I have a question that may be trivial but it's not described anywhere i've looked. I'm studying neural networks and everywhere i look there's some theory and some trivial example with some 0s and 1s as an input. I'm wondering: do i have to put only one value as an input value for one neuron, or can it be a vector of, let's say, 3 values (RGB colour for example)?
It can be whatever you want, as long as you write your inner function accordingly.
The examples you mention use [0;1] as their domain, but you can use R, R², or whatever you want, as long as the function you use in your neurons is defined on this domain.
In your case, you can define your functions on R3 to allow for RGB values to be handled
A trivial example : use (x1, y1, z1),(x2,y2,z2)->(ax1+x2,by1+y2,cz1+z2) as your function to transform two colors into one, a b and c being your learning coefs, which you will determine during the learning phase.
Very detailed information (including the answer to your question) is available on Wikipedia.
When dealing with multi-dimensional data, I believe a two layer neural network is said to give better result.
In your case:
R[0..1] => (N1)----\
\
G[0..1] => (N2)-----(N4) => Result[0..1]
/
B[0..1] => (N3)----/
As you can see, the N4 neurone can handle 3 entries.
The [0..1] interval is a convention but a good one imo. That way, you can easily code a set of generic neuron classes that can take an arbitrary number of entries (I had template C++ classes with the number of entries as template parameter personally). So you code the logic of your neurons once, then you toy with the structure of the network and/or combinations of functions within your neurons.

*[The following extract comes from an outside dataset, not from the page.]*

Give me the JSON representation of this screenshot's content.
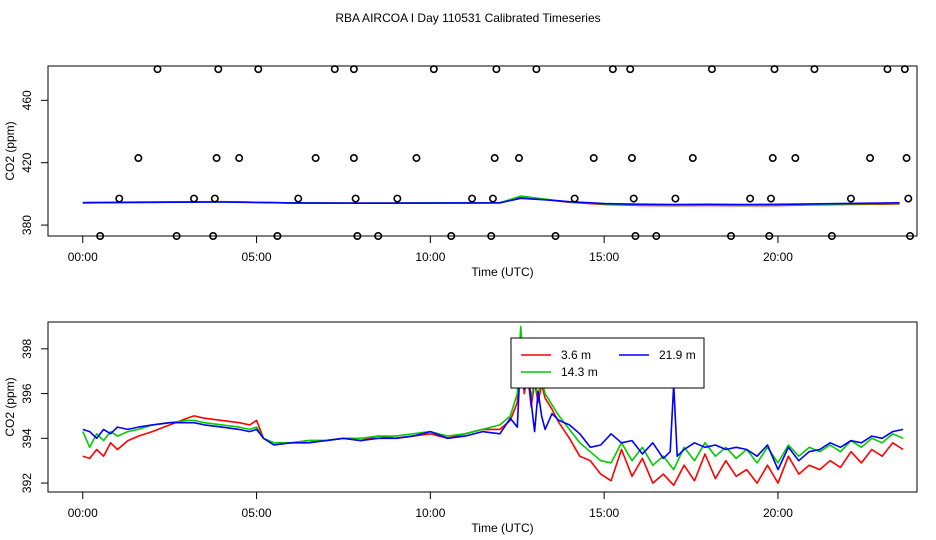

Normally a single neuron takes as its input multiple real numbers and outputs a real number, which typically is calculated as applying the sigmoid function to the sum of the real numbers (scaled, and then plus or minus a constant offset).
If you want to put in, say, two RGB vectors (2 x 3 reals), you need to decide how you want to combine the values. If you add all the elements together and apply the sigmoid function, it is equivalent to getting in six reals "flat". On the other hand, if you process the R elements, then the G elements, and the B elements, all individually (e.g. sum or subtract the pairs), you have in practice three independent neurons.
So in short, no, a single neuron does not take in vector values.